L’unico segreto è sapere in anticipo quale destinazione avrà il prodotto che fai sul campo, in modo da ritagliarsi se possibile una parte dell’utile derivante dalla trasformazione e dalla vendita al consumatore finale. In questo momento va di moda il biologico. Bisogna essere disposti a non usare né fertilizzanti né pesticidi, insomma nulla di chimico, e a sottoporsi a controlli ferrei, direi quasi ossessivi, da parte degli enti certificatori e degli acquirenti. E va bene così.
Ma poi arriva la cimice asiatica che si mangia tutto.
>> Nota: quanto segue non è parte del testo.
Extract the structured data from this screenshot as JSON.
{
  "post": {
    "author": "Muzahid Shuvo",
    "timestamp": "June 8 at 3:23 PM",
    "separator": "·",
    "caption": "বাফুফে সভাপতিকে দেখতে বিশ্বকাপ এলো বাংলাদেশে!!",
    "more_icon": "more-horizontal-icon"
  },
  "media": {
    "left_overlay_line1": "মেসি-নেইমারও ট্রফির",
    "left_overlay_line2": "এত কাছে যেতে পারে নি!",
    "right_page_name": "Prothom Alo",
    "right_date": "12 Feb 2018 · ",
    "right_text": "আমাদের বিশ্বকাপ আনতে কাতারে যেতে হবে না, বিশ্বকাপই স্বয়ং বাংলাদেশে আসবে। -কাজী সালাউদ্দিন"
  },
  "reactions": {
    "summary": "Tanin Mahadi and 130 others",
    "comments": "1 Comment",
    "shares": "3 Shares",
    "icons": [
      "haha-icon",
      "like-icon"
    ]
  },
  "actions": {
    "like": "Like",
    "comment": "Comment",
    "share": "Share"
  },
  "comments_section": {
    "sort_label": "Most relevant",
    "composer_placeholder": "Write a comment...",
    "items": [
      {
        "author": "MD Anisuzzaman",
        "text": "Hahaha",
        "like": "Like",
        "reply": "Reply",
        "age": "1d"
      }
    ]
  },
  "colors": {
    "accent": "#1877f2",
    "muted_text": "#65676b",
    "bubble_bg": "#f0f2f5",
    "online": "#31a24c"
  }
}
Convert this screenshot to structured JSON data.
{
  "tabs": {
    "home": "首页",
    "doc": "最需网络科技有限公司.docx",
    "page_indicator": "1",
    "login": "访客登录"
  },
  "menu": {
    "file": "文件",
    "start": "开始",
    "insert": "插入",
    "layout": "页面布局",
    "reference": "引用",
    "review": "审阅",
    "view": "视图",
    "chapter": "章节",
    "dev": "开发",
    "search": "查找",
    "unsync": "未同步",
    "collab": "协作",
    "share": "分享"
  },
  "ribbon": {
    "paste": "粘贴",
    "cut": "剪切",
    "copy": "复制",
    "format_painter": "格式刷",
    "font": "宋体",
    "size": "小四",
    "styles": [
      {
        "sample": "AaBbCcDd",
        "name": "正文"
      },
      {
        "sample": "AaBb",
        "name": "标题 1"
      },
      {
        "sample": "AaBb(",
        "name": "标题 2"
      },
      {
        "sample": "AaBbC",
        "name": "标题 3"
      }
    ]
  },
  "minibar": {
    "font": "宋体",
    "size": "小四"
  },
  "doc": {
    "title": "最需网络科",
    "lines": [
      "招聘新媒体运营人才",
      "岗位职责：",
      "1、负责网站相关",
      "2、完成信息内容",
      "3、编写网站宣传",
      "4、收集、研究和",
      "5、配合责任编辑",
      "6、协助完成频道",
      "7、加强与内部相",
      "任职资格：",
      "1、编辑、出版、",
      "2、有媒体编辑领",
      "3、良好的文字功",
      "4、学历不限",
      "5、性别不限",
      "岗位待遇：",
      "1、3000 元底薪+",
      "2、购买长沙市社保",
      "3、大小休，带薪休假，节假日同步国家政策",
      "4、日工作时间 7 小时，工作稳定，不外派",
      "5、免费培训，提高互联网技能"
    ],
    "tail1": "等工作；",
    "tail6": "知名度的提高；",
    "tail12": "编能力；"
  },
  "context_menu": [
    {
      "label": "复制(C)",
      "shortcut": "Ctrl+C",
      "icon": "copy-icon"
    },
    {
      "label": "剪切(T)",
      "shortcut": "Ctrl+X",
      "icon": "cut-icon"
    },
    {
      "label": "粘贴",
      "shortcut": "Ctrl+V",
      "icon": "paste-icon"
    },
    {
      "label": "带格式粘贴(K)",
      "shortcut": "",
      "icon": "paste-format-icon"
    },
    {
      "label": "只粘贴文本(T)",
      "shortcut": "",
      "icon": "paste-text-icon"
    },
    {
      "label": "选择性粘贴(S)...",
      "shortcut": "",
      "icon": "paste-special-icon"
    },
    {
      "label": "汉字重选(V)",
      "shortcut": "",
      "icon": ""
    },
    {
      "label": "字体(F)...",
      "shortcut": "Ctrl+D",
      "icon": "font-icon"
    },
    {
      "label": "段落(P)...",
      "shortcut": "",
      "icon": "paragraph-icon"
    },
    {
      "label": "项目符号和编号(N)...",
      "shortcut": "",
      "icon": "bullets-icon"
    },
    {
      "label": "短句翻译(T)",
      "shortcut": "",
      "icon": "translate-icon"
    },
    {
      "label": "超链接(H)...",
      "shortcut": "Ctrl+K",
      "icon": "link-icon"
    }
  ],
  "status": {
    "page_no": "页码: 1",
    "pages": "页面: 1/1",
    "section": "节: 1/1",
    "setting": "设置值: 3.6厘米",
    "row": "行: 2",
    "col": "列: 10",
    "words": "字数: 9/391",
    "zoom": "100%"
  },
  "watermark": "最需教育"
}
Da noi attacca la soia e il frumento. Difendiamo le colture biologiche con un prodotto a base di aglio, che risulta assai sgradevole per questo voracissimo insetto, mentre è ancora aperta la discussione sull’introduzione in Italia della vespa samurai, antagonista naturale della cimice. Bisogna prima accertare, dicono, che il rimedio non sia peggiore del male.
Come mai la coltivazione del tabacco è andata in crisi?
Non è solo coltivazione: è giardinaggio. Servono terreni sciolti e sabbiosi, molto drenati, che in Veneto si trovano solo nella Bassa veronese, qualcosa anche nel Vicentino, e nel resto d’Italia in Umbria e in Campania. Le piantine vanno trapiantate. Devi avere semenzai, irrigatori a goccia, essiccatoi a flusso d’aria, raccoglitrici, tutti investimenti molto onerosi. Il prezzo lo decidono le multinazionali, prendere o lasciare. Sostengono che ci guadagniamo. Io penso proprio di no!
Da luglio in Svezia il divieto di fumo è stato esteso alle banchine delle stazioni ferroviarie, ai parchi gioco, ai ristoranti all’aperto. Il Comitato nazionale di bioetica ha invitato il governo italiano a seguire l’esempio.
Quando c’è da esagerare, non ci facciamo mancare nulla.
Che cosa prova leggendo le frasi «Il fumo uccide» e «Nuoce gravemente alla salute» sui pacchetti di sigarette?
A parte che sono inutili, visto che il numero dei tabagisti resta stabile, non provo niente, perché non le leggo. Smisi di fumare a 70 anni, quando all’ospedale di Borgo Trento il chirurgo Gian Franco Veraldi mi prese per i capelli, applicandomi due bypass alle arterie femorali. Prima facevo fuori quattro pacchetti al giorno.
Aveva tendenze suicide.
Se chiudi con le sigarette, il metabolismo cambia. Devi stare a stecchetto per non aumentare di peso. I medici mi dissero: «Sei indisciplinato, devi scegliere: o vino o cotechino». Ho rinunciato al primo per tenermi il secondo. Nella vita bisogna sapersi accontentare.